Merci de votre aide. Je suis sur PC depuis 10 ans et souhaite découvrir l'environnement mac.


----------



## twinworld (17 Novembre 2010)

ben à première vue, comme vous l'expliquez, le problème n'a pas l'air de venir du fait que ce soit un MBP, mais plutôt du matériel lui-même. S'il y a déjà un mot de passe, cela signifie que cet ordi avait un autre utilisateur. Regardez avec cet ancien utilisateur s'il avait déjà un problème de clavier.


----------



## daywalker69 (17 Novembre 2010)

Je pense que ca devrait etre un problème de Hardware... essais lors du démarrage de guarder la touche "D" appuyée; cela devrait te lancer dans un menu permettant de tester ta hardware. Si le menu ne s'ouvre pas, c'est surement un problème de clavier; cependant tu peux faire ce meme test en utilisant un clavier externe via usb , là si effectivement ton clavier du MBP est défectueux, il devrait le reconnaître...
j'espère avoir pû t'aider... 
et en passant si c'est bien ton clavier qui est defcteux je suppose que ton MBP est encore sous guarantie donc tu pourrais encore le faire remplacer/réparrer gratuitement via un apple store ou reseller quelconque...


----------



## djredf (6 Janvier 2011)

à noter que c'est grace à la souris bluetooth que tout a été débloqué:
elle est indispensable lorsque le trackpad ne répond plus.

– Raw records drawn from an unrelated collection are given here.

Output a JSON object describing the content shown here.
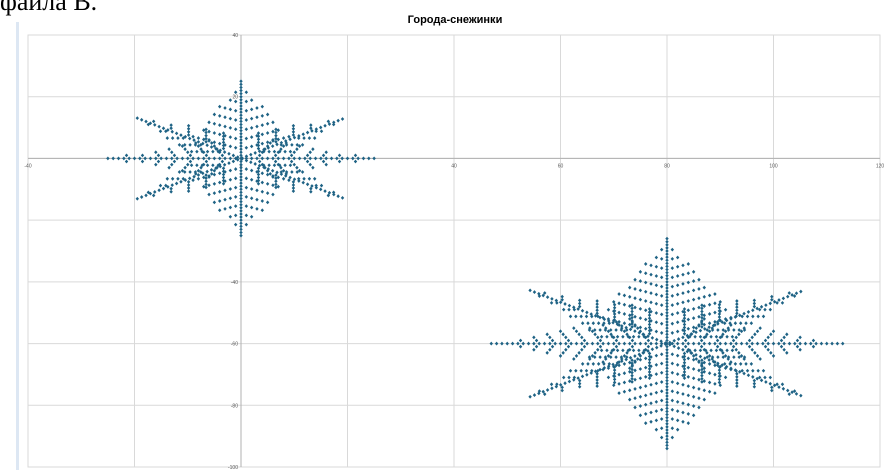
{
  "page": {
    "caption": "файла В."
  },
  "colors": {
    "marker": "#1f6385",
    "grid": "#d9d9d9",
    "axis": "#b0b0b0",
    "tick_text": "#595959",
    "title_text": "#000000"
  },
  "chart_data": {
    "type": "scatter",
    "title": "Города-снежинки",
    "xlabel": "",
    "ylabel": "",
    "xlim": [
      -40,
      120
    ],
    "ylim": [
      -100,
      40
    ],
    "x_ticks": [
      -40,
      0,
      40,
      60,
      80,
      100,
      120
    ],
    "y_ticks": [
      40,
      20,
      -40,
      -60,
      -80,
      -100
    ],
    "grid": true,
    "legend": "none",
    "marker": "diamond",
    "snowflakes": [
      {
        "center": [
          0,
          0
        ],
        "radius_x": 25,
        "radius_y": 25
      },
      {
        "center": [
          80,
          -60
        ],
        "radius_x": 33,
        "radius_y": 34
      }
    ]
  }
}
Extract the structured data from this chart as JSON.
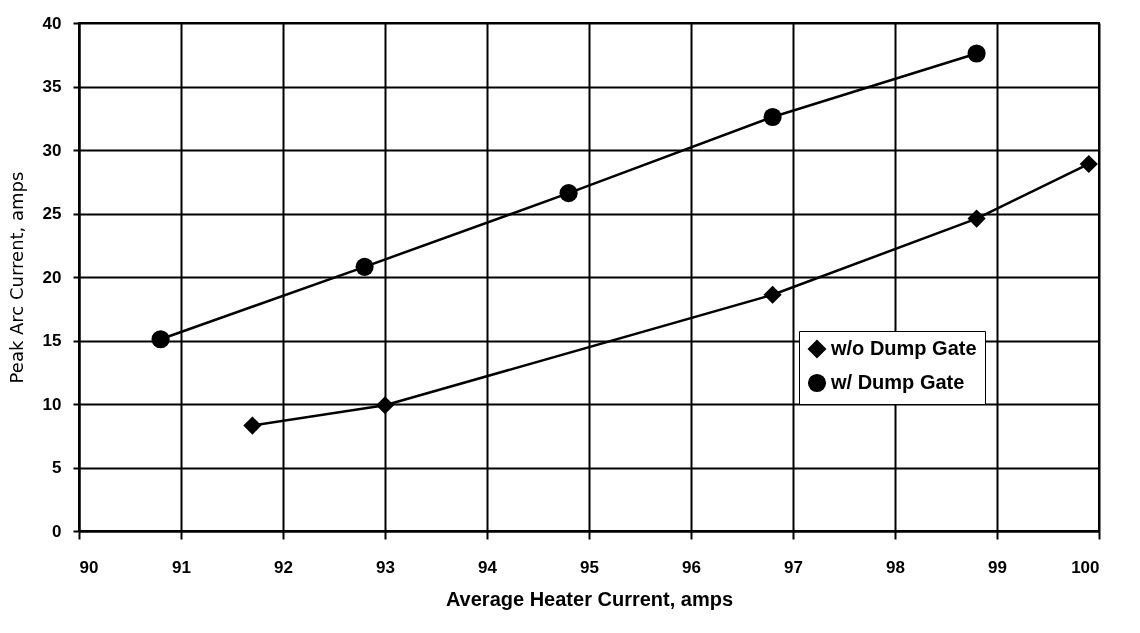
{
  "chart_data": {
    "type": "line",
    "xlabel": "Average Heater Current, amps",
    "ylabel": "Peak Arc Current, amps",
    "xlim": [
      90,
      100
    ],
    "xticks": [
      90,
      91,
      92,
      93,
      94,
      95,
      96,
      97,
      98,
      99,
      100
    ],
    "ylim": [
      0,
      40
    ],
    "yticks": [
      0,
      5,
      10,
      15,
      20,
      25,
      30,
      35,
      40
    ],
    "grid": true,
    "legend": "right",
    "line_style": "solid",
    "series": [
      {
        "name": "w/o Dump Gate",
        "color": "#000000",
        "marker": "diamond",
        "x": [
          91.7,
          93.0,
          96.8,
          98.8,
          99.9
        ],
        "values": [
          8.3,
          9.9,
          18.6,
          24.6,
          28.9
        ]
      },
      {
        "name": "w/ Dump Gate",
        "color": "#000000",
        "marker": "circle",
        "x": [
          90.8,
          92.8,
          94.8,
          96.8,
          98.8
        ],
        "values": [
          15.1,
          20.8,
          26.6,
          32.6,
          37.6
        ]
      }
    ]
  }
}
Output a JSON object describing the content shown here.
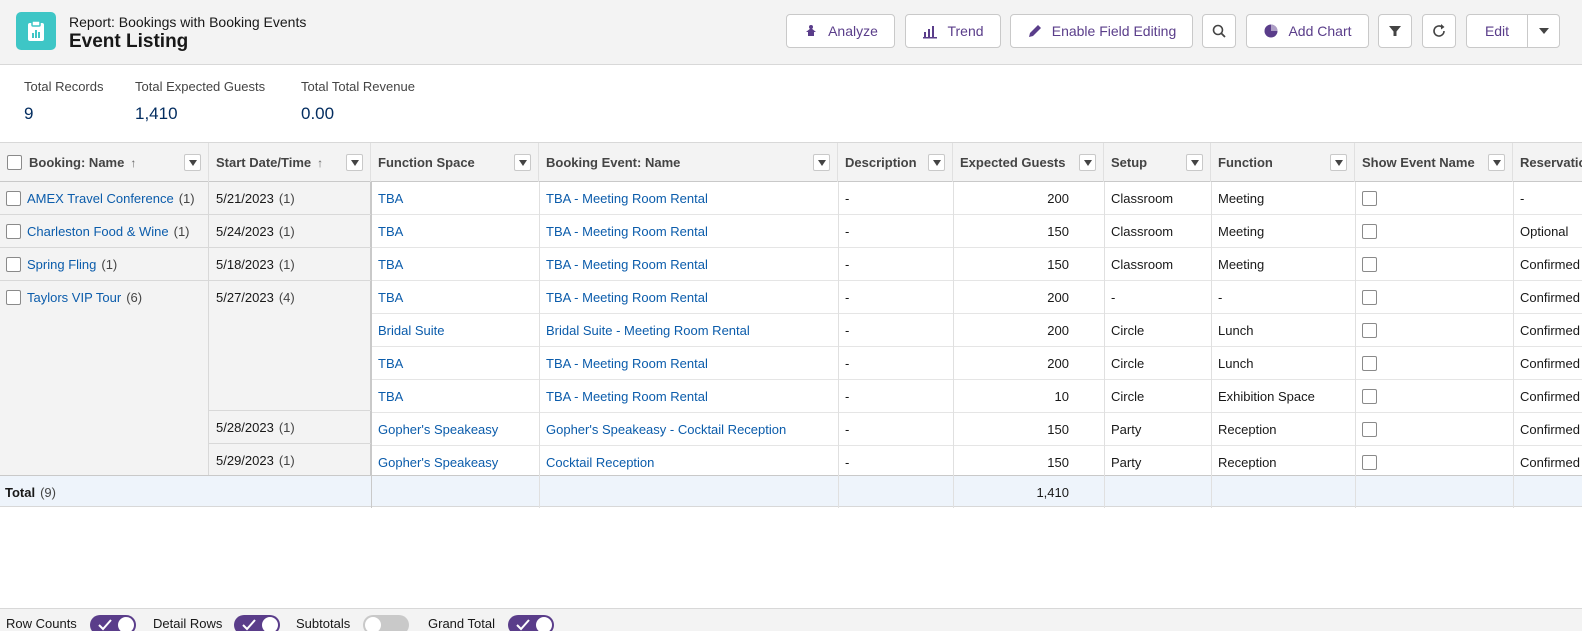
{
  "header": {
    "subtitle": "Report: Bookings with Booking Events",
    "title": "Event Listing",
    "buttons": {
      "analyze": "Analyze",
      "trend": "Trend",
      "enable_field_editing": "Enable Field Editing",
      "add_chart": "Add Chart",
      "edit": "Edit"
    }
  },
  "summary": [
    {
      "label": "Total Records",
      "value": "9"
    },
    {
      "label": "Total Expected Guests",
      "value": "1,410"
    },
    {
      "label": "Total Total Revenue",
      "value": "0.00"
    }
  ],
  "columns": {
    "booking_name": "Booking: Name",
    "start_date": "Start Date/Time",
    "function_space": "Function Space",
    "booking_event_name": "Booking Event: Name",
    "description": "Description",
    "expected_guests": "Expected Guests",
    "setup": "Setup",
    "function": "Function",
    "show_event_name": "Show Event Name",
    "reservation": "Reservatio"
  },
  "groups": [
    {
      "name": "AMEX Travel Conference",
      "count": "(1)"
    },
    {
      "name": "Charleston Food & Wine",
      "count": "(1)"
    },
    {
      "name": "Spring Fling",
      "count": "(1)"
    },
    {
      "name": "Taylors VIP Tour",
      "count": "(6)"
    }
  ],
  "dates": [
    {
      "value": "5/21/2023",
      "count": "(1)"
    },
    {
      "value": "5/24/2023",
      "count": "(1)"
    },
    {
      "value": "5/18/2023",
      "count": "(1)"
    },
    {
      "value": "5/27/2023",
      "count": "(4)"
    },
    {
      "value": "5/28/2023",
      "count": "(1)"
    },
    {
      "value": "5/29/2023",
      "count": "(1)"
    }
  ],
  "rows": [
    {
      "space": "TBA",
      "event": "TBA - Meeting Room Rental",
      "desc": "-",
      "guests": "200",
      "setup": "Classroom",
      "function": "Meeting",
      "reservation": "-"
    },
    {
      "space": "TBA",
      "event": "TBA - Meeting Room Rental",
      "desc": "-",
      "guests": "150",
      "setup": "Classroom",
      "function": "Meeting",
      "reservation": "Optional"
    },
    {
      "space": "TBA",
      "event": "TBA - Meeting Room Rental",
      "desc": "-",
      "guests": "150",
      "setup": "Classroom",
      "function": "Meeting",
      "reservation": "Confirmed"
    },
    {
      "space": "TBA",
      "event": "TBA - Meeting Room Rental",
      "desc": "-",
      "guests": "200",
      "setup": "-",
      "function": "-",
      "reservation": "Confirmed"
    },
    {
      "space": "Bridal Suite",
      "event": "Bridal Suite - Meeting Room Rental",
      "desc": "-",
      "guests": "200",
      "setup": "Circle",
      "function": "Lunch",
      "reservation": "Confirmed"
    },
    {
      "space": "TBA",
      "event": "TBA - Meeting Room Rental",
      "desc": "-",
      "guests": "200",
      "setup": "Circle",
      "function": "Lunch",
      "reservation": "Confirmed"
    },
    {
      "space": "TBA",
      "event": "TBA - Meeting Room Rental",
      "desc": "-",
      "guests": "10",
      "setup": "Circle",
      "function": "Exhibition Space",
      "reservation": "Confirmed"
    },
    {
      "space": "Gopher's Speakeasy",
      "event": "Gopher's Speakeasy - Cocktail Reception",
      "desc": "-",
      "guests": "150",
      "setup": "Party",
      "function": "Reception",
      "reservation": "Confirmed"
    },
    {
      "space": "Gopher's Speakeasy",
      "event": "Cocktail Reception",
      "desc": "-",
      "guests": "150",
      "setup": "Party",
      "function": "Reception",
      "reservation": "Confirmed"
    }
  ],
  "total": {
    "label": "Total",
    "count": "(9)",
    "guests": "1,410"
  },
  "footer": {
    "row_counts": "Row Counts",
    "detail_rows": "Detail Rows",
    "subtotals": "Subtotals",
    "grand_total": "Grand Total"
  },
  "colors": {
    "brand": "#5a3d8a",
    "link": "#0b5cab",
    "icon": "#3ec6c6"
  }
}
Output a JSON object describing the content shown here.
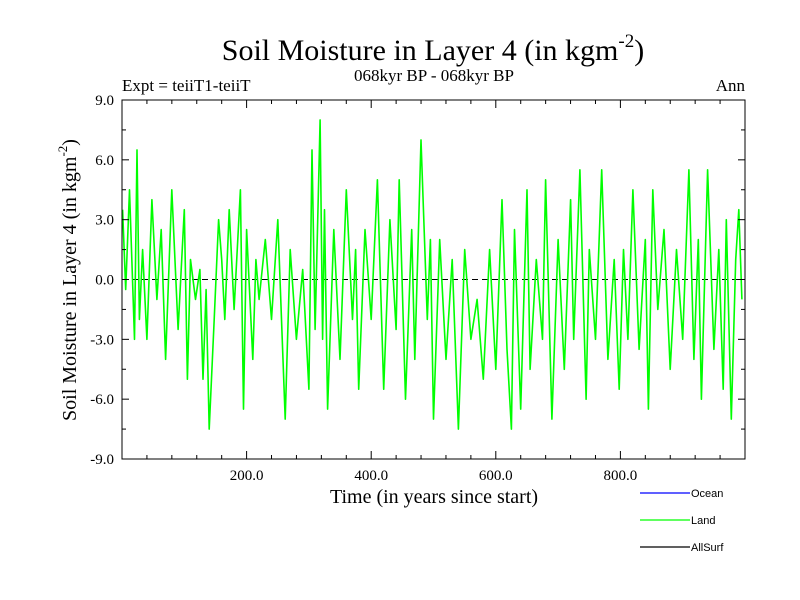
{
  "colors": {
    "ocean": "#0000ff",
    "land": "#00ff00",
    "allsurf": "#000000",
    "axis": "#000000",
    "zero_line": "#000000"
  },
  "chart_data": {
    "type": "line",
    "title": "Soil Moisture in Layer 4 (in kgm",
    "title_sup": "-2",
    "title_close": ")",
    "subtitle_left": "Expt = teiiT1-teiiT",
    "subtitle_center": "068kyr BP - 068kyr BP",
    "subtitle_right": "Ann",
    "xlabel": "Time (in years since start)",
    "ylabel": "Soil Moisture in Layer 4 (in kgm",
    "ylabel_sup": "-2",
    "ylabel_close": ")",
    "xlim": [
      0,
      1000
    ],
    "ylim": [
      -9.0,
      9.0
    ],
    "xticks": [
      200,
      400,
      600,
      800
    ],
    "xtick_labels": [
      "200.0",
      "400.0",
      "600.0",
      "800.0"
    ],
    "yticks": [
      -9,
      -6,
      -3,
      0,
      3,
      6,
      9
    ],
    "ytick_labels": [
      "-9.0",
      "-6.0",
      "-3.0",
      "0.0",
      "3.0",
      "6.0",
      "9.0"
    ],
    "zero_line": true,
    "legend_position": "bottom-right",
    "series": [
      {
        "name": "Ocean",
        "values": []
      },
      {
        "name": "Land",
        "x": [
          1,
          6,
          12,
          20,
          24,
          28,
          33,
          40,
          48,
          56,
          63,
          70,
          80,
          90,
          100,
          105,
          110,
          118,
          125,
          130,
          135,
          140,
          148,
          155,
          160,
          165,
          172,
          180,
          190,
          195,
          200,
          210,
          215,
          220,
          230,
          240,
          250,
          262,
          270,
          280,
          290,
          300,
          305,
          310,
          318,
          322,
          325,
          330,
          340,
          350,
          360,
          370,
          375,
          380,
          390,
          400,
          410,
          420,
          430,
          440,
          445,
          455,
          465,
          470,
          480,
          490,
          495,
          500,
          510,
          520,
          530,
          540,
          550,
          560,
          570,
          580,
          590,
          600,
          610,
          618,
          625,
          630,
          640,
          650,
          655,
          665,
          675,
          680,
          690,
          700,
          710,
          720,
          725,
          735,
          745,
          750,
          760,
          770,
          780,
          790,
          798,
          805,
          812,
          820,
          830,
          840,
          845,
          852,
          860,
          870,
          880,
          890,
          900,
          910,
          918,
          925,
          930,
          940,
          950,
          958,
          965,
          970,
          978,
          985,
          990,
          995
        ],
        "values": [
          3.5,
          -0.5,
          4.5,
          -3.0,
          6.5,
          -2.0,
          1.5,
          -3.0,
          4.0,
          -1.0,
          2.5,
          -4.0,
          4.5,
          -2.5,
          3.5,
          -5.0,
          1.0,
          -1.0,
          0.5,
          -5.0,
          -0.5,
          -7.5,
          -2.0,
          3.0,
          1.0,
          -2.0,
          3.5,
          -1.5,
          4.5,
          -6.5,
          2.5,
          -4.0,
          1.0,
          -1.0,
          2.0,
          -2.0,
          3.0,
          -7.0,
          1.5,
          -3.0,
          0.5,
          -5.5,
          6.5,
          -2.5,
          8.0,
          -3.0,
          3.5,
          -6.5,
          2.5,
          -4.0,
          4.5,
          -2.0,
          1.5,
          -5.5,
          2.5,
          -2.0,
          5.0,
          -5.5,
          3.0,
          -2.5,
          5.0,
          -6.0,
          2.5,
          -4.0,
          7.0,
          -2.0,
          2.0,
          -7.0,
          2.0,
          -4.0,
          1.0,
          -7.5,
          1.5,
          -3.0,
          -1.0,
          -5.0,
          1.5,
          -4.5,
          4.0,
          -3.5,
          -7.5,
          2.5,
          -6.5,
          4.5,
          -4.5,
          1.0,
          -3.0,
          5.0,
          -7.0,
          2.0,
          -4.5,
          4.0,
          -3.0,
          5.5,
          -6.0,
          1.5,
          -3.0,
          5.5,
          -4.0,
          1.0,
          -5.5,
          1.5,
          -3.0,
          4.5,
          -3.5,
          2.0,
          -6.5,
          4.5,
          -1.5,
          2.5,
          -4.5,
          1.5,
          -3.0,
          5.5,
          -4.0,
          2.0,
          -6.0,
          5.5,
          -3.5,
          1.5,
          -5.5,
          3.0,
          -7.0,
          1.0,
          3.5,
          -1.0
        ]
      },
      {
        "name": "AllSurf",
        "values": []
      }
    ]
  }
}
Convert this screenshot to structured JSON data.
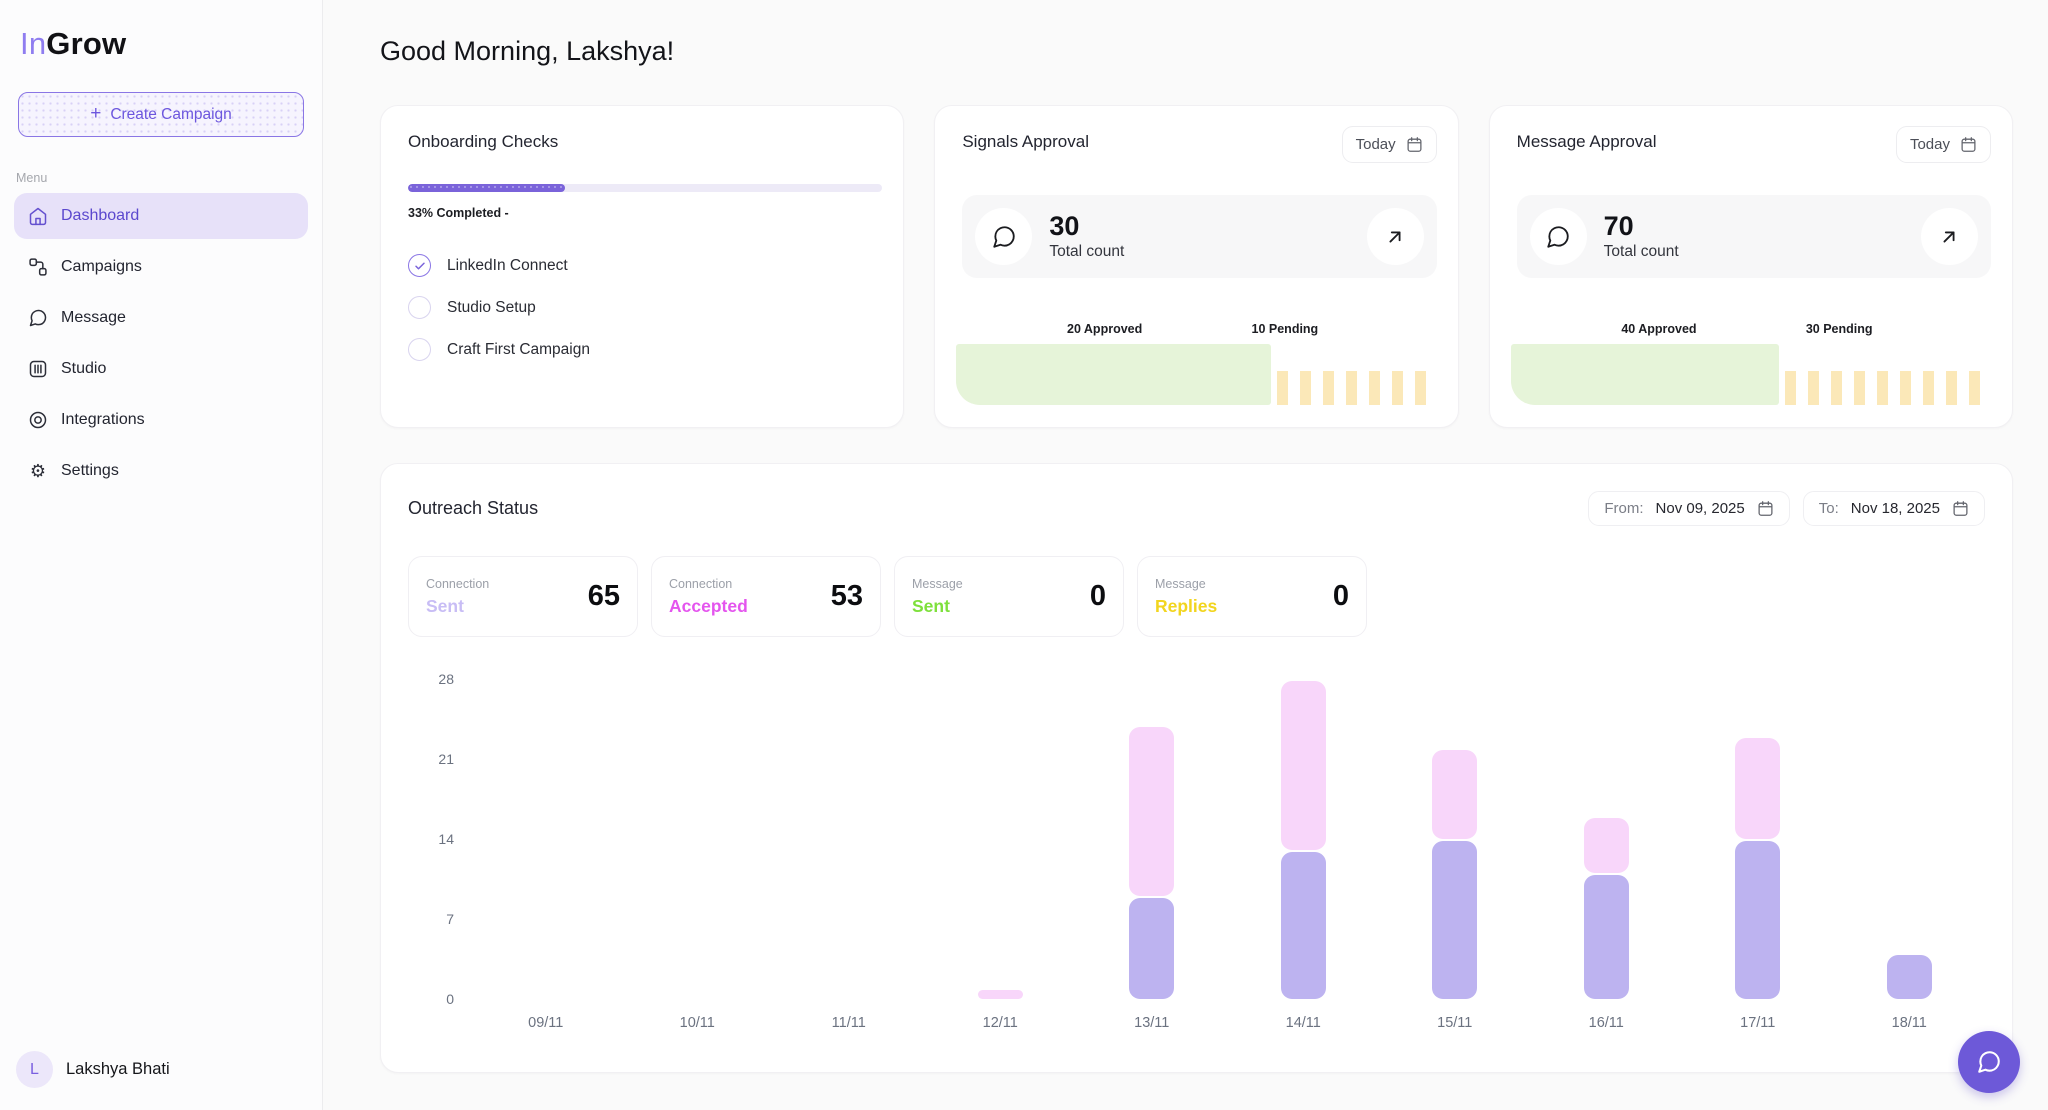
{
  "sidebar": {
    "logo": {
      "part1": "In",
      "part2": "Grow"
    },
    "create_campaign_label": "Create Campaign",
    "menu_label": "Menu",
    "items": [
      {
        "label": "Dashboard",
        "icon": "home-icon",
        "active": true
      },
      {
        "label": "Campaigns",
        "icon": "workflow-icon",
        "active": false
      },
      {
        "label": "Message",
        "icon": "chat-bubble-icon",
        "active": false
      },
      {
        "label": "Studio",
        "icon": "studio-panel-icon",
        "active": false
      },
      {
        "label": "Integrations",
        "icon": "target-icon",
        "active": false
      },
      {
        "label": "Settings",
        "icon": "gear-icon",
        "active": false
      }
    ],
    "user": {
      "initial": "L",
      "name": "Lakshya Bhati"
    }
  },
  "header": {
    "greeting": "Good Morning, Lakshya!"
  },
  "onboarding": {
    "title": "Onboarding Checks",
    "progress_percent": 33,
    "progress_label": "33% Completed -",
    "checks": [
      {
        "label": "LinkedIn Connect",
        "done": true
      },
      {
        "label": "Studio Setup",
        "done": false
      },
      {
        "label": "Craft First Campaign",
        "done": false
      }
    ]
  },
  "approvals": [
    {
      "title": "Signals Approval",
      "period_label": "Today",
      "total": 30,
      "total_label": "Total count",
      "approved": 20,
      "pending": 10,
      "approved_label": "20 Approved",
      "pending_label": "10 Pending"
    },
    {
      "title": "Message Approval",
      "period_label": "Today",
      "total": 70,
      "total_label": "Total count",
      "approved": 40,
      "pending": 30,
      "approved_label": "40 Approved",
      "pending_label": "30 Pending"
    }
  ],
  "approval_colors": {
    "approved": "#e6f4d9",
    "pending": "#fbe8b8"
  },
  "outreach": {
    "title": "Outreach Status",
    "from_label": "From:",
    "from_date": "Nov 09, 2025",
    "to_label": "To:",
    "to_date": "Nov 18, 2025",
    "stats": [
      {
        "category": "Connection",
        "metric": "Sent",
        "value": "65",
        "color": "#c8bdf5"
      },
      {
        "category": "Connection",
        "metric": "Accepted",
        "value": "53",
        "color": "#e455ee"
      },
      {
        "category": "Message",
        "metric": "Sent",
        "value": "0",
        "color": "#7ee03c"
      },
      {
        "category": "Message",
        "metric": "Replies",
        "value": "0",
        "color": "#f2d51f"
      }
    ]
  },
  "chart_data": {
    "type": "bar",
    "stacked": true,
    "title": "Outreach Status",
    "categories": [
      "09/11",
      "10/11",
      "11/11",
      "12/11",
      "13/11",
      "14/11",
      "15/11",
      "16/11",
      "17/11",
      "18/11"
    ],
    "series": [
      {
        "name": "Connection Sent",
        "color": "#bdb3f0",
        "values": [
          0,
          0,
          0,
          0,
          9,
          13,
          14,
          11,
          14,
          4
        ]
      },
      {
        "name": "Connection Accepted",
        "color": "#f8d6fa",
        "values": [
          0,
          0,
          0,
          1,
          15,
          15,
          8,
          5,
          9,
          0
        ]
      }
    ],
    "xlabel": "",
    "ylabel": "",
    "ylim": [
      0,
      28
    ],
    "yticks": [
      0,
      7,
      14,
      21,
      28
    ],
    "grid": false,
    "legend_position": "none"
  },
  "chat_fab": {
    "icon": "chat-bubble-icon"
  },
  "theme": {
    "accent_purple": "#6d59d8",
    "active_item_bg": "#e7e1f9",
    "progress_fill": "#7a63da",
    "bar_sent": "#bdb3f0",
    "bar_accepted": "#f8d6fa"
  }
}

j'ai pu naviguer jusqu'aux utilitaires grace à elle.

de plus,
il existe un clavier USB pour mac chez :MOBILITY LAB , moitié prix d'Apple( dispo chez Darty....)
qui dépanne également ! ( important)

suite à réparation des autorisation, et mise à jour du système , 
le blocage du clavier et trackpad a diminué de 80%.
toutefois, ils bloquent encore :
alors j'active la souris blue tooth, 
et le trackpad réagit de nouveau!

---------- Nouveau message ajouté à 13h26 ---------- Le message précédent a été envoyé à 13h25 ----------

avec mon mac book pro sous 10.5.4, le clavier et le trackpad étaient bloqués:
dans mon cas, nous sommes allés dans UTILITAIRES, 
puis UTILITAIRES DE DISQUE, puis sélection du macintoshHD:vérifier les autorisations de disque: lancer , laisser analyser.
puis: réparer les autorisations de disque : lancer , laisser réparer.
enfin, 
redémarrer.

la clavier et le trackpad sont revenus.

si ça ne marche pas, 
tentez la mise à jour du système.
ou la ré-installation du système seul avec les DVD.

enfin, si c'est un problème Hardware,  allez voir un SAV .


----------



## Keiz (19 Février 2011)

Bonjour,

Oui mais peut on allumer un macbook avec un clavier externe ??

Le bouton d'origine pour allumer et eteindre étant je supose solidaire du clavier .


----------